In the autumn of 2018 Hinchinbrook filly Seabrook (ex Midnight Revels) set the ball rolling when she won the Gr. 1 ATC Champagne Stakes at Randwick. Proisir gelding Dark Destroyer (ex All Can Party) was next with his Gr. 1 Tarzino Plate win at Hastings in September, and at Riccarton on Monday another by the Rich Hill Stud stallion, unbeaten filly Legarto (ex Geordie Girl), completed the set in the Gr. 1 Barneswood Farm NZ 1000 Guineas.
“If I had a secret method I’m not going to tell you!” Jeffries laughed when RaceForm put the question to him. “I don’t want to sound like a smart Alec or anything when all I’m setting out to do is breed good horses.
“You can never be confident that every horse you breed is going to be a winner, but it is very satisfying when it works out that way.”

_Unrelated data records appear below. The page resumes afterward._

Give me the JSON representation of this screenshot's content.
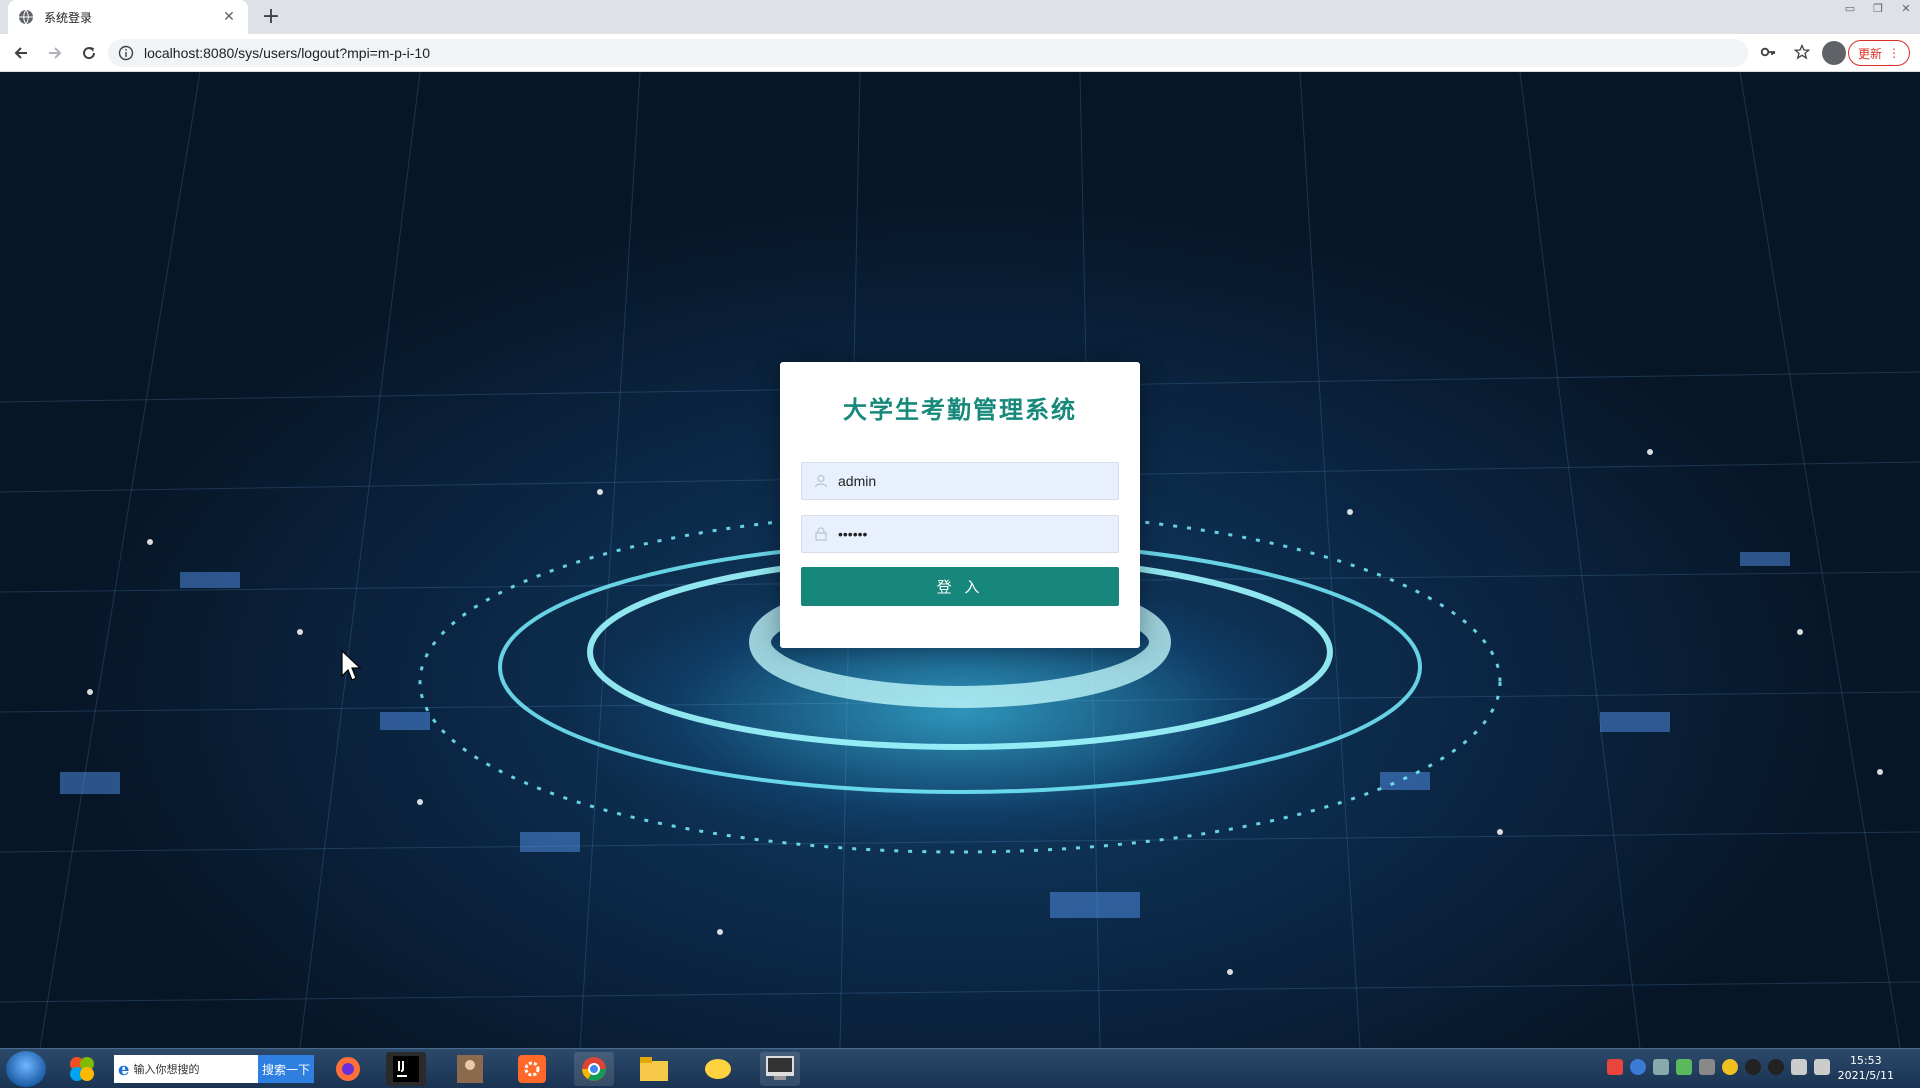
{
  "browser": {
    "tab_title": "系统登录",
    "url": "localhost:8080/sys/users/logout?mpi=m-p-i-10",
    "update_label": "更新"
  },
  "login": {
    "title": "大学生考勤管理系统",
    "username_value": "admin",
    "password_value": "••••••",
    "login_button": "登 入"
  },
  "taskbar": {
    "search_placeholder": "输入你想搜的",
    "search_button": "搜索一下",
    "time": "15:53",
    "date": "2021/5/11"
  },
  "colors": {
    "accent": "#16877a",
    "title": "#16897a",
    "input_bg": "#e8f0fe"
  }
}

Even more incredible in Jeffries’ list of achievements is that the broodmare band he runs alongside his cattle and sheep farming activities numbers just six. And it would be an understatement to say that he has ridden the wave of success being enjoyed by Proisir.
“I bought a share in Proisir when he first went to stud and I’ve picked up another one since. It’s worked out pretty well for me.”
Jeffries reports that Dark Destroyer’s dam All Can Party has produced a “gorgeous” Proisir filly this spring and has returned, while Geordie Girl, the dam of Legarto, was empty this year but is now back in foal to the sires’ premiership leader.
Family involvement includes his two older children, Alice (21) and Callum (19), who have combined tertiary studies with employment in the industry. Alice, in fact, was recently announced as one of the two recipients of the NZTBA’s Irish National Stud Scholarship under the auspices of the Keith and Faith Taylor Trust.
If Jeffries has one regret, it’s that his late father Brian, from whom his farming and thoroughbred breeding pursuits stemmed, is not alive to share in the success.
“That’s where it all started and I’m so grateful; if only he was still here to be part of what’s happening now.”